Петр Хитрово, провожаемый дядей, который на ходу ему что-то еще толковал негромко, вышел в небольшую дверь, которая вела во внутренние дворцовые покои. Здесь, как и во всех переходах, кроме дежурных сенных истопников и придверника, стоял стрелецкий караул.
— Слышьте, — приказал им строго Хитрово, — царский приказ вам грозный: ни единой живой души не допускать в опочивальню этими дверьми! Хто бы ни был… Слышите? Казни лютой всякого предадут, хто ослушается приказу.
— Как прикажешь, господине, — отозвались караульные.

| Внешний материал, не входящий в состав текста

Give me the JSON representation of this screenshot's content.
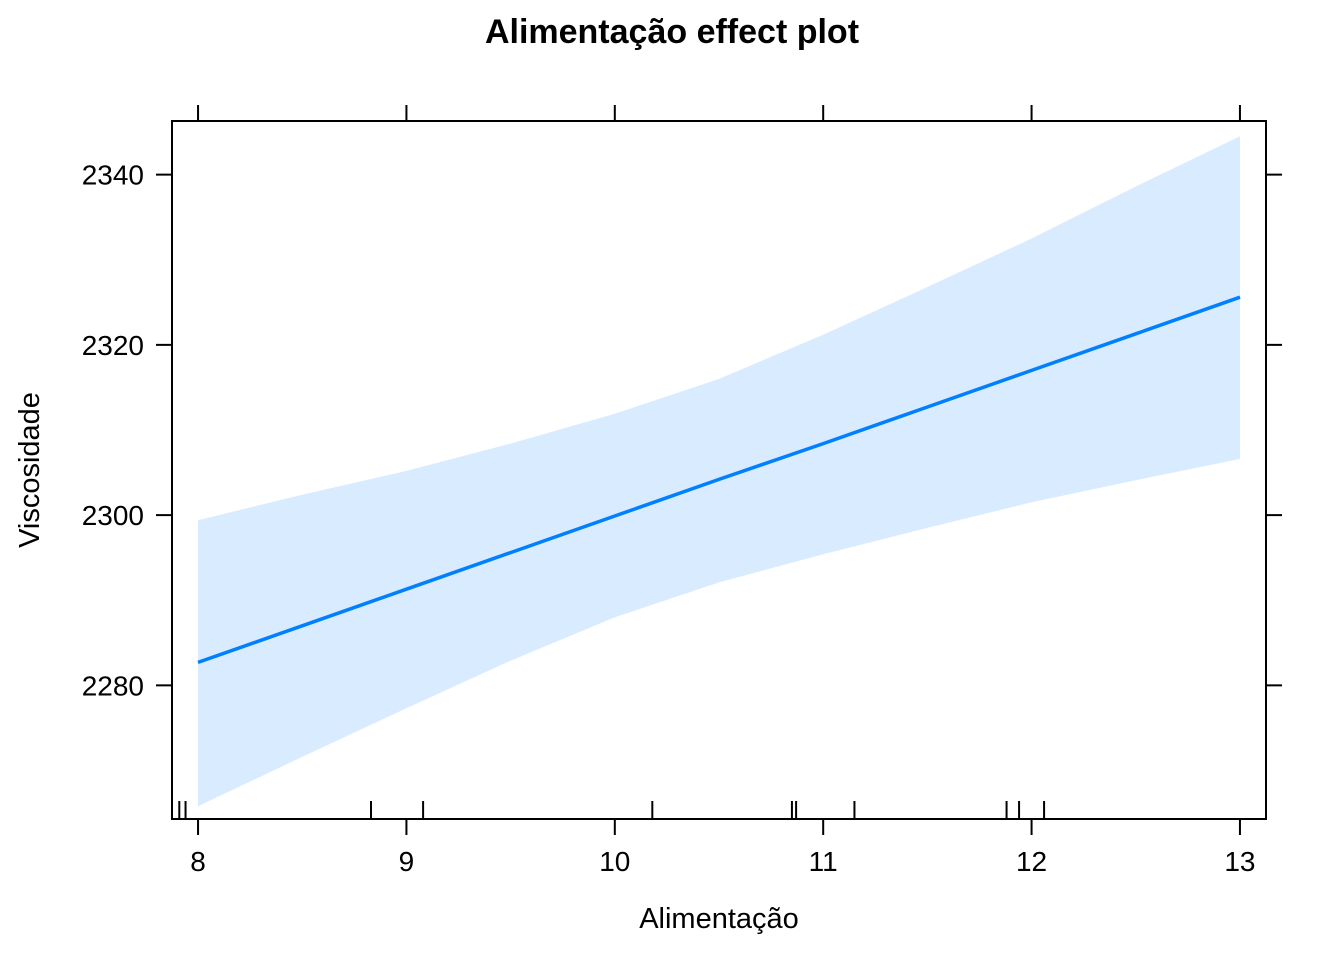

— А лекаря царскаво Данилку тож не пущать? — нерешительно спросил придверник. — Он то и знай я энти двери ходит-выходит. Слышь, кругом больно далеко ему бегать. А порою надобно поскореича… Так он, слышь, баял.
— Ну, потолкуй еще… Сказано: живой души не пущать. Так и знай…
И Хитрово пошел дальше по переходу.
В опочивальне царя между тем настало короткое молчание.
Щелкнул и зазвенел мелодично замок в укладке, на которую царь указал протопопу, и сама отскочила тяжелая крышка, очевидно, подпираемая сильной пружиной. Протопоп взял небольшой резной ларец, стоящий в сундуке поверх всего, и перенес его к постели, на стол, как указал Алексей.
В той же связке оказался небольшой, замысловатый ключик, которым и открыли ларец.
В нем лежал большой свиток, духовное завещание царя, составляемое обыкновенно заблаговременно, на всякий случай, по готовым образцам прежних царских «приказов», но с изменениями, касающимися раздела городов, усадеб, поместий и имущества царского соответственно числу наследников.
— Читай уж пока, што там по первоначалу. Гляди, и подойдет царица, — сказал Алексей думному дьяку Титову, который уж оказался около стола, как будто для того он и явился сюда за всеми.
— Приступим со Господом, — как бы благословляя на зачатие дела, провозгласил протопоп Василий.
— Господи, благослови, — осеняя себя крестом, эхом откликнулся Титов и привычным тягучим голосом начал читать обычную вступительную формулу завещания, а потом — и статьи его, одну за другою.
Окружающие почти не слушали распоряжений, касающихся раздела родовых имуществ романовских. Они напряженно ждали главного, ради чего пришли сюда.